Em seguida, foi feito um levantamento documental dos principais documentos e
portarias federais que regulamentam o PMCMV e o trabalho social presente nas
páginas do Ministério das Cidades e da Caixa Econômica Federal.
Através dos grupos focais, foi levantada a percepção de moradores dos
conjuntos habitacionais visitados. Foram realizados 3 grupos focais com os
beneficiários de cada empreendimento escolhido por município (Residencial Ilhas do
Atlântico – Parnamirim; Residencial Ruy Pereira – São Gonçalo do Amarante;
Residencial Vivendas do Planalto – Natal).

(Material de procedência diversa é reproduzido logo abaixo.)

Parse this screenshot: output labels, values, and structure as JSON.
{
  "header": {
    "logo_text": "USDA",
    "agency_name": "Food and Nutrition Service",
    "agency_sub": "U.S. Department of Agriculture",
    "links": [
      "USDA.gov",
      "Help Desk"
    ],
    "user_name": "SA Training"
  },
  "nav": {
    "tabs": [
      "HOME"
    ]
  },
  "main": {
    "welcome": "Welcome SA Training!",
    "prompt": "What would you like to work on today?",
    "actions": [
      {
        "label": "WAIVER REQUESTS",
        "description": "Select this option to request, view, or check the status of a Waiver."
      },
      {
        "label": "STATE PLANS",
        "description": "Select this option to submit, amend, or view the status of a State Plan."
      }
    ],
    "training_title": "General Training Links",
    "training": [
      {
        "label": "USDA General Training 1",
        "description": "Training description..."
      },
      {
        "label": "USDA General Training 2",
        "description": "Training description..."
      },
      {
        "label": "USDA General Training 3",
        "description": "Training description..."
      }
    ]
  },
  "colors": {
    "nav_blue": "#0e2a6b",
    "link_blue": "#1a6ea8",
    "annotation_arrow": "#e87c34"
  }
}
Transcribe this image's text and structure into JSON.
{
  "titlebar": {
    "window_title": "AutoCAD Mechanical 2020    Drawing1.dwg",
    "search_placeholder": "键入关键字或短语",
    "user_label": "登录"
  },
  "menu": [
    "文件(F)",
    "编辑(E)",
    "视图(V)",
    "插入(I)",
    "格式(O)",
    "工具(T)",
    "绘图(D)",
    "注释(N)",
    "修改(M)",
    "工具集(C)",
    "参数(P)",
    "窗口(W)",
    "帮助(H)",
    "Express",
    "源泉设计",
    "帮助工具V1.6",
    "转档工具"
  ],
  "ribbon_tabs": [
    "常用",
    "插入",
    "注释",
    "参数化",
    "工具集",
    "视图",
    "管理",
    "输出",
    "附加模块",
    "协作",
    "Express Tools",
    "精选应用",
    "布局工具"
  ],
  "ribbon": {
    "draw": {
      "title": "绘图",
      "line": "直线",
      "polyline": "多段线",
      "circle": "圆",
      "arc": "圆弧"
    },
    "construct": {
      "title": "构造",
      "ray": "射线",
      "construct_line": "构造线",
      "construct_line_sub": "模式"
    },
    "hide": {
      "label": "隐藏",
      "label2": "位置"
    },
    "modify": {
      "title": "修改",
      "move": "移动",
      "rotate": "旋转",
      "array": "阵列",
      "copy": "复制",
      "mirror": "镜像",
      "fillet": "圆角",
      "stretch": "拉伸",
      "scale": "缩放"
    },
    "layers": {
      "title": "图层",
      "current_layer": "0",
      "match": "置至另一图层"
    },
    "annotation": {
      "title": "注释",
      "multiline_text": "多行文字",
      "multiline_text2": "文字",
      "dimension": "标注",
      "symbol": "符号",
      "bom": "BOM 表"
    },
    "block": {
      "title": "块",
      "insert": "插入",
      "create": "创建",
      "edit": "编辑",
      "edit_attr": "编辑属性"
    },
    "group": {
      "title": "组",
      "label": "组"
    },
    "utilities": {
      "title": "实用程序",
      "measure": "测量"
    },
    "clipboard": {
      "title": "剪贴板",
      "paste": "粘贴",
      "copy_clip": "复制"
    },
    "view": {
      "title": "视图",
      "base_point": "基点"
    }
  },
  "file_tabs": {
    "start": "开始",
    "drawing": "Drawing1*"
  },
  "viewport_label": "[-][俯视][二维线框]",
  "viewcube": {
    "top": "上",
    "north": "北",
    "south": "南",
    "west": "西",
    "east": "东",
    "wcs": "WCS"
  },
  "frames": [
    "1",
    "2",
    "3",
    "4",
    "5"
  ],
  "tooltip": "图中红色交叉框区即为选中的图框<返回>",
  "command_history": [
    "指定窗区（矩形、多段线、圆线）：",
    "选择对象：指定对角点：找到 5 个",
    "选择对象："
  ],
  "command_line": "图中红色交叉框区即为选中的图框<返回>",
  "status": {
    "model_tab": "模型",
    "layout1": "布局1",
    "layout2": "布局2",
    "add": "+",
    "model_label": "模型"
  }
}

Além disso, optou-se por realizar entrevistas semiestruturadas com os principais
atores envolvidos no processo de implementação do trabalho social no PMCMV, como:
os Gestores das Secretarias de Habitação; Coordenadores dos Projetos de Trabalho
Social (PTS/PMCMV) de cada empreendimento selecionado; Técnicos Sociais
responsáveis pela implementação do trabalho social; Técnicos da GIHAB (Gerência
Executiva de Habitação) da Caixa Econômica Federal, sendo este os últimos
responsáveis por verificar a viabilidade técnica dos empreendimentos habitacionais,
como as exigências relativas aos diversos processos construtivos e às várias etapas
do Projeto de Trabalho Social. A utilização destas estratégias tem como finalidade
compreender os (in) sucessos do trabalho social no Programa. Por fim, foi realizada a
análise, tabulação e interpretação dos dados e informações.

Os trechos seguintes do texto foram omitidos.